Tikaro.com: John Young’s Blog: “Young man! Do you want to learn electrical engineering the seven passwords of the Gnomon?”

…well, you know the obligatory ingredients of a supervillian’s lair?

* Underground
* Big, heavy, inscrutable machinery
* Some kind of platform or catwalk
* LCD monitors bolted to the walls
* Some kind of big blackboard with lots of math on it.

The damp, flyblown, and utterly terrifying unimproved basement space two stories underground had ALL OF THAT, including twelve classroom chairs jammed next to a big blue boiler, facing a six-foot concrete platform, in back of which was mounted a big dry-erase board covered in capacitance diagrams. Or, er… something. It did not appear to be the plans for a nuclear-tipped drill aimed at the molten core of the very earth itself, but you never know with scary subterranean lairs. He even gave me a brief lecture on calculating capacitance.

Anthony (that’s his name) turned out to be a really interesting guy — he’s 78 years old, and teaches classes for free that would cost two grand at trade school, and his only requirements are that you don’t have any felony charges and that you show up for class. He builds a lot of his own diagnostic equipment. The idea is that the students can take their first electricians’ tests and get a leg up on a good job.

Batshit-crazy as it sounds, it’s a really intriguing idea. There are thousands or millions of man- and woman-units of skilled, valuable knowledge out there in America. Retired people in relatively good health could teach underpriveleged kids useful skills for free, using good quality but outdated equipment donated by businesses, schools, and private citizens. They could set up teaching facilities in community centers and church basements (probably not as colorfully and mad-scientisty as the original location, but still). They could give kids an idea about a skill and some practical experience and give them an advantage in taking qualifying tests or possibly small scholaships to technical schools.
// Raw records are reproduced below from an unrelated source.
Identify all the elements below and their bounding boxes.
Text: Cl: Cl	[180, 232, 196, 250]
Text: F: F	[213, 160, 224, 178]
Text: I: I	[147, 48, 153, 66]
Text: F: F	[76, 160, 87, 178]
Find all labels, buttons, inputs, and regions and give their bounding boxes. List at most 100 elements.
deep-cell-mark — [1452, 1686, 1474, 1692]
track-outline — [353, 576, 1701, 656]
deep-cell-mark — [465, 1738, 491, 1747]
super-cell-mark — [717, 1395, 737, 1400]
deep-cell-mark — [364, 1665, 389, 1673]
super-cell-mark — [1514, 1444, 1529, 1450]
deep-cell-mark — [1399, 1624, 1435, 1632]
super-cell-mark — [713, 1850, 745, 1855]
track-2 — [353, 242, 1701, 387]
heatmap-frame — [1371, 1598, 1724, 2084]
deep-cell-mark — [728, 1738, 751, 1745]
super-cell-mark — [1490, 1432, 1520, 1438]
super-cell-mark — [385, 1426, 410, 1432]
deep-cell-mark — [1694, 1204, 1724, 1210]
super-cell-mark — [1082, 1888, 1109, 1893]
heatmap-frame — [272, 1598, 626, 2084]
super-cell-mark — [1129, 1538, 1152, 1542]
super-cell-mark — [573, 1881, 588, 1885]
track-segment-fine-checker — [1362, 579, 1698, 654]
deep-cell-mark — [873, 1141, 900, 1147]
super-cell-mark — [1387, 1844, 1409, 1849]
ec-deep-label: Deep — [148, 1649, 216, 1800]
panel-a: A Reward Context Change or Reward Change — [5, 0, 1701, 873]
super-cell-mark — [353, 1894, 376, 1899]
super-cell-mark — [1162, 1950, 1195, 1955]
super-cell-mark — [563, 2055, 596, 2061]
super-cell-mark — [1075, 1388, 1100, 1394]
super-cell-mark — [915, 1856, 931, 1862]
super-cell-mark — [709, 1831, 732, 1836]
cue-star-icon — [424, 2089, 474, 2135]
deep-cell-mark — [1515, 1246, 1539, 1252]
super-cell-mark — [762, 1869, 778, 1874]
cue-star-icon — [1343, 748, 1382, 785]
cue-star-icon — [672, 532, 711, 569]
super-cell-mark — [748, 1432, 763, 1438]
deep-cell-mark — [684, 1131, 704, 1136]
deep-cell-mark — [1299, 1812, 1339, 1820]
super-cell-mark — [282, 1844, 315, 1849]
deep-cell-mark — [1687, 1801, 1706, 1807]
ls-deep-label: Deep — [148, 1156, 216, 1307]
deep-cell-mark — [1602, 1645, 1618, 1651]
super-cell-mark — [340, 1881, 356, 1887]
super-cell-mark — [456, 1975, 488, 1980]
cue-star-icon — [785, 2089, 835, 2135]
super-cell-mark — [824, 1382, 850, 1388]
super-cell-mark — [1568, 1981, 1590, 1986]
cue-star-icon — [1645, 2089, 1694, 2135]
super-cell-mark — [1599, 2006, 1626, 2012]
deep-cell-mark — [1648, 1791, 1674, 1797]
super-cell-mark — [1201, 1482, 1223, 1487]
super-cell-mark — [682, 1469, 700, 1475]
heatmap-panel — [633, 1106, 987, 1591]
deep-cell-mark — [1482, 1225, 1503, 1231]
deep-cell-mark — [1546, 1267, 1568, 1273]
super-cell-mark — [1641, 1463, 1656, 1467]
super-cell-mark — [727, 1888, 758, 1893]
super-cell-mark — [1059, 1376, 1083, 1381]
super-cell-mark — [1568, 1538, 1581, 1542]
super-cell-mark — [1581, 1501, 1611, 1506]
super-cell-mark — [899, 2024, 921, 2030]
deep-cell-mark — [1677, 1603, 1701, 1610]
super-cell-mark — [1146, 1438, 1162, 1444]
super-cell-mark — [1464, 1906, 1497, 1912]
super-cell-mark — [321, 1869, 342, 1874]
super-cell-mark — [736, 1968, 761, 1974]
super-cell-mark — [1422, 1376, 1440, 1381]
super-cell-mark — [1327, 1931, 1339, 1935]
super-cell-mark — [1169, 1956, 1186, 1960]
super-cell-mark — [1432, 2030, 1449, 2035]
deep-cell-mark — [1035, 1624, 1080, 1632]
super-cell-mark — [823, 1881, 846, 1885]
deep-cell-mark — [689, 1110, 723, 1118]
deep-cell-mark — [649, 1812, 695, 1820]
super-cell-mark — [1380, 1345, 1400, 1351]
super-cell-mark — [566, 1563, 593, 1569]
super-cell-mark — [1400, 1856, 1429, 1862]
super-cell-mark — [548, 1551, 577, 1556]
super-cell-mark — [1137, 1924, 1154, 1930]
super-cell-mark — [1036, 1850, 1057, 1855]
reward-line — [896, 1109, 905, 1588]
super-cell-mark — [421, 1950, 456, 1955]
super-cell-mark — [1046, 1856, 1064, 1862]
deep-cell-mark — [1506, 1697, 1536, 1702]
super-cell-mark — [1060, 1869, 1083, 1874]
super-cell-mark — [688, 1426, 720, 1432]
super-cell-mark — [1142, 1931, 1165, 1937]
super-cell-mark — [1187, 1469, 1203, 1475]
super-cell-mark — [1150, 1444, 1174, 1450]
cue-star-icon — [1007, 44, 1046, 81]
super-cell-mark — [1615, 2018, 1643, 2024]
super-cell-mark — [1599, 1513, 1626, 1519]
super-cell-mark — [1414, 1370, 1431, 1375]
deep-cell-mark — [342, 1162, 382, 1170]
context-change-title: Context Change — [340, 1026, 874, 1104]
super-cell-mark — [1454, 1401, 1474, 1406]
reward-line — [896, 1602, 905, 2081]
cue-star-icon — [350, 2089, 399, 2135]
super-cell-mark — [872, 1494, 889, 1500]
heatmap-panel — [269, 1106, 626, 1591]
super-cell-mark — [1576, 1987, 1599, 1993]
They could teach fundamentals of food service and food handling, carpentry and woodworking, dressmaking and clothing repair, automotive repair, and so on. These are all things that public schools used to teach, or still teach but are unavailable to kids who’ve dropped out.

Hmm. The only requirement is that you’re not a felon, and you show up for class. Seems like a leg up to me.